Entre 1836 y 1839 se estima que asesinó a unas 70 personas de esa manera. Así es como se ganó su segundo apodo, "El homicida del acueducto", aunque creo que "El asesino del acueducto" suena mejor. Es su segundo apodo, porque cuando era un niño, Alves se cayó de un caballo y se golpeó la cabeza, lo que hizo que todos le llamaran "Pancada", que se traduce como "golpe". Resulta que los niños que vivieron alrededor de 1820 eran tan malos como los niños de hoy.

Podrías preguntarte ahora cómo 70 personas que murieron en el mismo lugar, en tres años, no levantaron sospechas. Bueno, eventualmente lo hizo, pero Diogo aprovechó la crisis financiera y económica resultante de la revolución liberal de 1820, y una crisis como esta podría explicar el surgimiento de los suicidios.
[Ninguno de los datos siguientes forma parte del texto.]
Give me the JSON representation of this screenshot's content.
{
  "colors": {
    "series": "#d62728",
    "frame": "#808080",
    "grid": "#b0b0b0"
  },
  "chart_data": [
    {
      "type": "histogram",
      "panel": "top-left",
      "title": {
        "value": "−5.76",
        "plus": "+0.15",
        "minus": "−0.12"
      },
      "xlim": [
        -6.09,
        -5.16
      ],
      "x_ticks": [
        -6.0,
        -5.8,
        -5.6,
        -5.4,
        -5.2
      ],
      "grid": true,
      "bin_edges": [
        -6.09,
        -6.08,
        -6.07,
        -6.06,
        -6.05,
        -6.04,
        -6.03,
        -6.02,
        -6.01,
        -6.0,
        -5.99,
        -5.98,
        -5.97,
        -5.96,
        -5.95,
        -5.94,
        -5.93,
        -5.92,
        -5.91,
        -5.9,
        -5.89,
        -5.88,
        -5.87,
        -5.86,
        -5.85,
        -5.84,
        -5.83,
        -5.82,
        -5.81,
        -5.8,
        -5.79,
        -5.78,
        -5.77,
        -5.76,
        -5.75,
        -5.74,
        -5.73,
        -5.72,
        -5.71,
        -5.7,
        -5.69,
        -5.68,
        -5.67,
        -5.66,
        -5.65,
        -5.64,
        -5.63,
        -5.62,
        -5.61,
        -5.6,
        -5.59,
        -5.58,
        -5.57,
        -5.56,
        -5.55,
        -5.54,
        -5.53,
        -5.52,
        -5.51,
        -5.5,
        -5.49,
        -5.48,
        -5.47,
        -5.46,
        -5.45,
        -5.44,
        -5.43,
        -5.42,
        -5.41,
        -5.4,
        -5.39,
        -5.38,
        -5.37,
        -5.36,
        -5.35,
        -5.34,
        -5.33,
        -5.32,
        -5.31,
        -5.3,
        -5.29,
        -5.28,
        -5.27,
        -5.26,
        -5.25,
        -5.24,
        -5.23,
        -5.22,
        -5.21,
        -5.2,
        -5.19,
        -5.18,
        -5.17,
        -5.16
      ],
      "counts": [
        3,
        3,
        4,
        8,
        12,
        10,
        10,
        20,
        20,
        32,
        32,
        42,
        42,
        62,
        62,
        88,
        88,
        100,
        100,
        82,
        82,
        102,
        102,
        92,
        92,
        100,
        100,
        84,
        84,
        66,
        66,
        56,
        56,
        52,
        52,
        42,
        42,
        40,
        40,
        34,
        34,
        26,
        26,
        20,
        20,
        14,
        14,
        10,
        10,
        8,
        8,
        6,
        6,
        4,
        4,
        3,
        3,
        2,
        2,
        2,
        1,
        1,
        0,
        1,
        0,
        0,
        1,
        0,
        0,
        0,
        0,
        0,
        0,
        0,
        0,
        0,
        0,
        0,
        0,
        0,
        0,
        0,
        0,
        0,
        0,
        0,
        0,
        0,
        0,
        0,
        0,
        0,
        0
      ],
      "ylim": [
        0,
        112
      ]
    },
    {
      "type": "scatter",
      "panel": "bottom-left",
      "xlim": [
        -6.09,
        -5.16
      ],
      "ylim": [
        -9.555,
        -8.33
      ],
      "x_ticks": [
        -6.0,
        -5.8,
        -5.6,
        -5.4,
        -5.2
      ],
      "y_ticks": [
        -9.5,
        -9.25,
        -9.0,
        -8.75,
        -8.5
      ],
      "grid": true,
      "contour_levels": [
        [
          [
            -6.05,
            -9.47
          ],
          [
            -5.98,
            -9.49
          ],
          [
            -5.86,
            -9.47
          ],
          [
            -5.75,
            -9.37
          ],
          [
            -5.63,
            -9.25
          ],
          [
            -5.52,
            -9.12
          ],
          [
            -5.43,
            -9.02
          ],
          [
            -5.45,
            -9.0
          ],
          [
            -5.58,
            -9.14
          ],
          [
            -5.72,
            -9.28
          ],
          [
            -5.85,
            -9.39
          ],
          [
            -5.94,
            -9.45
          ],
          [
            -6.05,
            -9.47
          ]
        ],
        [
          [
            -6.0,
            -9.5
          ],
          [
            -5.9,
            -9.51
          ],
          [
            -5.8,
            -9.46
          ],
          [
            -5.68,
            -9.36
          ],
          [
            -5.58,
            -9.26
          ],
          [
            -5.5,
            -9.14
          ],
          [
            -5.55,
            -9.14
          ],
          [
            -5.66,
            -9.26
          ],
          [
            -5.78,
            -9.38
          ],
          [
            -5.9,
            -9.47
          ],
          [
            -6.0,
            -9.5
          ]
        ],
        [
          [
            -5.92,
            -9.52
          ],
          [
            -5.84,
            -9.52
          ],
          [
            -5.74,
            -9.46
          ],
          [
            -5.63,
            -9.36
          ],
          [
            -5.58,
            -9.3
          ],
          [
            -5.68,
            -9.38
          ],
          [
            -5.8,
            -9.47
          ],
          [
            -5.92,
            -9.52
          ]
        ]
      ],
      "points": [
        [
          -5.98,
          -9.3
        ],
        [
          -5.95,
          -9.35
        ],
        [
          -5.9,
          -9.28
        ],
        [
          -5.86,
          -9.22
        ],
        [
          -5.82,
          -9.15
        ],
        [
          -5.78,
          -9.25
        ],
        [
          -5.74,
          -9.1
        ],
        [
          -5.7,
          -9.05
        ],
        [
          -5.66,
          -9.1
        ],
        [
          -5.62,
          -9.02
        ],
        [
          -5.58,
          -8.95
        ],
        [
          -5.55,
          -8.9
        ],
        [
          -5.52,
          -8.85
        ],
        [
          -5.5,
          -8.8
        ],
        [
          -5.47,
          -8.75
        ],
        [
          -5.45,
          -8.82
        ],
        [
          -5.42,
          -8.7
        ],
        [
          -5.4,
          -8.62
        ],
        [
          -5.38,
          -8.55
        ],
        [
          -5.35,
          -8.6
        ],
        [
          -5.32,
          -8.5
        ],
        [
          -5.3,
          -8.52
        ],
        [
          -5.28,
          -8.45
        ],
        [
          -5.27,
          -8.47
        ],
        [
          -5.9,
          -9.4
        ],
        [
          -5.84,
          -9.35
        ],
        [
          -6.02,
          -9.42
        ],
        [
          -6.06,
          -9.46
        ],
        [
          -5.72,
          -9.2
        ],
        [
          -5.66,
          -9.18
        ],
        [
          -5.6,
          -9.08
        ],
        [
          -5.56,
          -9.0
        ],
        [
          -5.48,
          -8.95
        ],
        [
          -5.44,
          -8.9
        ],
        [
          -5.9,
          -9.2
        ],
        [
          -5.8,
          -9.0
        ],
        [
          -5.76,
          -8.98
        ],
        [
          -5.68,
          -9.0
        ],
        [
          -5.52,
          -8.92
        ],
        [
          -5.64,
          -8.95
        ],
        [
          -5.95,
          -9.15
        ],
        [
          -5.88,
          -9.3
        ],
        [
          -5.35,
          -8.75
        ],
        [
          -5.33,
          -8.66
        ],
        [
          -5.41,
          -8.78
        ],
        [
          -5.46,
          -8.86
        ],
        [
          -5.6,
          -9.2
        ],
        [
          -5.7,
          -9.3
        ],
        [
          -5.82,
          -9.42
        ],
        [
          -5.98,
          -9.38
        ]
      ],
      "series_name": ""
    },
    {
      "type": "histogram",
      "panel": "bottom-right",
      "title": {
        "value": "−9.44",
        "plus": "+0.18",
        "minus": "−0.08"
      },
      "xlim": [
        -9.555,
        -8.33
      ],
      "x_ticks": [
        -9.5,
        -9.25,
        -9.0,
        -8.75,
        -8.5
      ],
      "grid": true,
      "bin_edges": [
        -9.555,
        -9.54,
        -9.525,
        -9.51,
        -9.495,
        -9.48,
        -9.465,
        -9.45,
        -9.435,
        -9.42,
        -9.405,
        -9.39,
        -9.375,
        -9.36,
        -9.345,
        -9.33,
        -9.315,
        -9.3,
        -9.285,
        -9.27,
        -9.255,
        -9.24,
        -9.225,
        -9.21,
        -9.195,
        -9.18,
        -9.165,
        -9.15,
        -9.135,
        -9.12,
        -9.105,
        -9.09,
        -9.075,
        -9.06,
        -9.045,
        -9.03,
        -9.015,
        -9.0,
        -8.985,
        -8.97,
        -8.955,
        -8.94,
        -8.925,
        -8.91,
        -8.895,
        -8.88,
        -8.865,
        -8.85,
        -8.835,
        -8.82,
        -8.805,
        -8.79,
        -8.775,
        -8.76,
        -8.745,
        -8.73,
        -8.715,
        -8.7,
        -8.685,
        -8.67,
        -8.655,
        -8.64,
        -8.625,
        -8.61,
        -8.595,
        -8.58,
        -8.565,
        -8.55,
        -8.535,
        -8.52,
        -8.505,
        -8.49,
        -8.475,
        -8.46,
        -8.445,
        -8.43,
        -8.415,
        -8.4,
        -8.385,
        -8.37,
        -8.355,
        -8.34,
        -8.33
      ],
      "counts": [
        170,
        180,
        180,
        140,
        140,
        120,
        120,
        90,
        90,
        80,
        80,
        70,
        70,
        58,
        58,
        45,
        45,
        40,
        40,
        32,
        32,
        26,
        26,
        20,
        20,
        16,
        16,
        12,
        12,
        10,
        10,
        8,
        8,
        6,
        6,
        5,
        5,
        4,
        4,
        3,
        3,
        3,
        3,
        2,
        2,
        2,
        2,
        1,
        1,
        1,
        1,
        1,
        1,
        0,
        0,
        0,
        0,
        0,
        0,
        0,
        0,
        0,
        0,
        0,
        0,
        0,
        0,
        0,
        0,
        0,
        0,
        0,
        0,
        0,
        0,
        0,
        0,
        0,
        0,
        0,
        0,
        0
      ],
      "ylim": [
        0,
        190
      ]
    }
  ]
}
Sin embargo, pronto, y debido a todas las muertes, la gente se asustó, así que la ciudad cerró el acueducto y no se abriría de nuevo durante muchos años. Diogo había perdido el único lugar en la ciudad donde podía robar y matar gente sin ser atrapado. Pero estaba decidido a continuar el camino que había emprendido y por eso reunió a un grupo de criminales que irrumpían en residencias de ricos, para algunos de los cuales trabajó en años más anteriores, para robar en el lugar y asesinar a los testigos.

Finalmente, en 1840, Diogo Alves fue capturado y sentenciado a muerte. Nunca pudieron probar los asesinatos del acueducto pero él y su banda fueron capturados por asesinar a cuatro miembros de la familia y robar su casa.

Fue el penúltimo criminal en ser colgado en Portugal y sus acciones y su sangre fría intrigaron a los científicos de la época. Decidieron cortarle la cabeza y conservarla, para luego estudiar su cerebro y averiguar qué llevó al primer asesino en serie de Portugal a cometer tantos crímenes horribles. A través de mi investigación no pude encontrar ninguna evidencia de que alguien estudiara su cerebro y publicara los resultados. Hasta el día de hoy está conservado en casi perfectas condiciones en la Facultad de Medicina de la Universidad de Lisboa.

Así que aunque la cabeza cortada de un psicópata vicioso podría no ser considerada exactamente una gema, es una historia oculta bastante interesante, ya que la parte de la universidad que alberga los restos de Diogo Alves no suele ser accesible al público.